Margaman Manning's Rifle


I have written about Margaman Manning before on August 2, 2008.  He was the son of Thomas Manning and Jane Stewart Manning and the younger brother of my great great grandfather, Dr. Thomas Jefferson Manning.  Margaman was born in January 29, 1840 in Walker County Georgia and lived most of his life there.  He married Harriet Evelyn Thornton and they lived in Dalton in Whitfield County Georgia.  During the Civil War he fought with the 39th GA Volunteer Infantry.  He was a Fifth Sergeant and was promoted to Second Sergeant around February or March 1864.

The rifle pictured above is an 1854 Harpers Ferry rifled musket.  According to a December 29, 2010 article in The Daily Citizen , the Dalton GA newspaper, it turned up at the 8th Annual Chickamauga Southern Civil Show and Sale in Dalton in 2003.  It was bought and donated to the Whitfield-Murray Historical Society.  It is currently on display at the Hamilton House in Dalton.   If you look very closely at the lower picture, you can see the name Manning engraved on the metal.  The article states that the rifle was likely issued to him in Vicksburg, MS on February 28, 1863.

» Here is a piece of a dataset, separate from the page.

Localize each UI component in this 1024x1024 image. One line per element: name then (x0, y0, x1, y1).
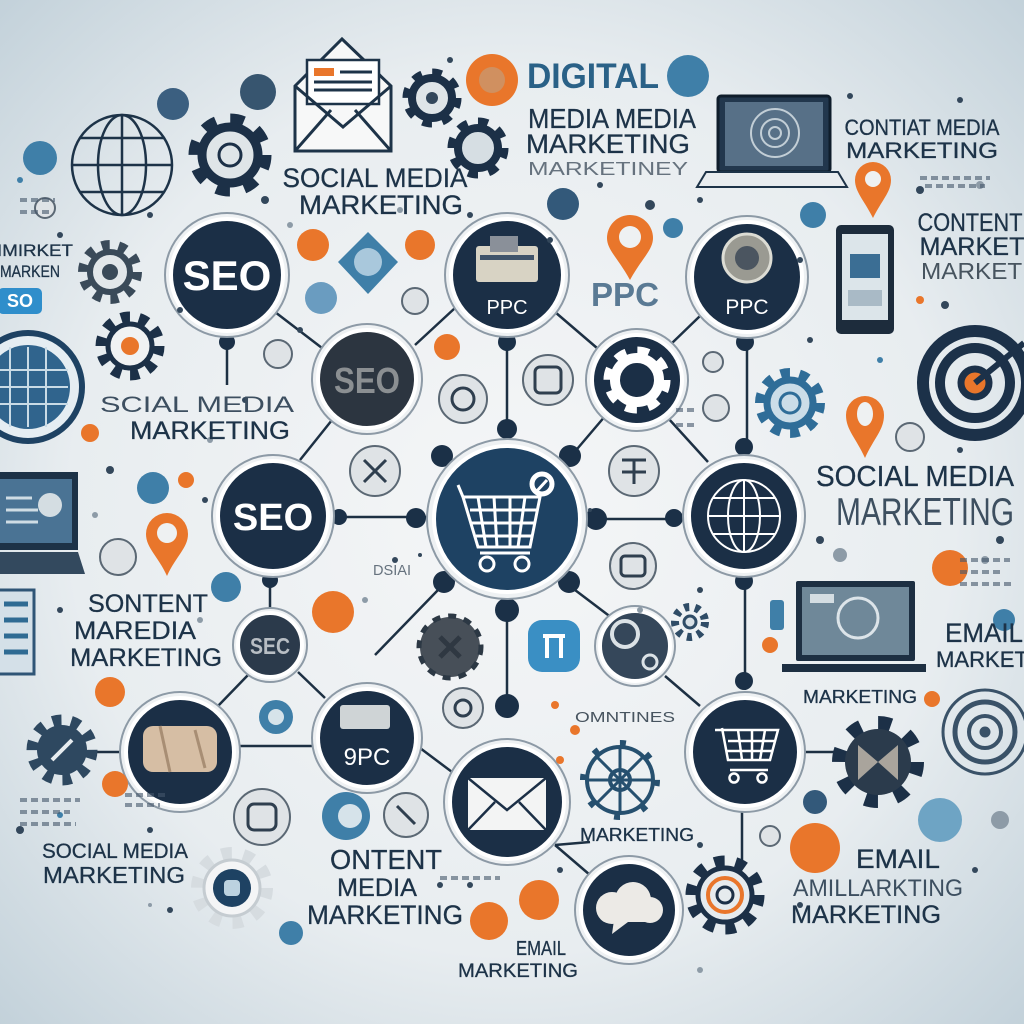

Margaman was wounded and captured during the war and was sent to Camp Douglas in Illinois where he died on March 21, 1865.  You can read the article at the following link:

http://daltondailycitizen.com/local/x413849029/Confederate-trio-wind-their-way-back-home


1 comment:

Shirley said...

Sharon, I had just watched the program "Death and the Civil War" on PBS a couple of nights ago. It was a horrific show, especially about the injured/killed in the early part of the war when no attempts were made to identify or notify family and it wasn't until later in the way that a process was developed to do so. And how sad to be injured but die of dysentery! That was an interesting article!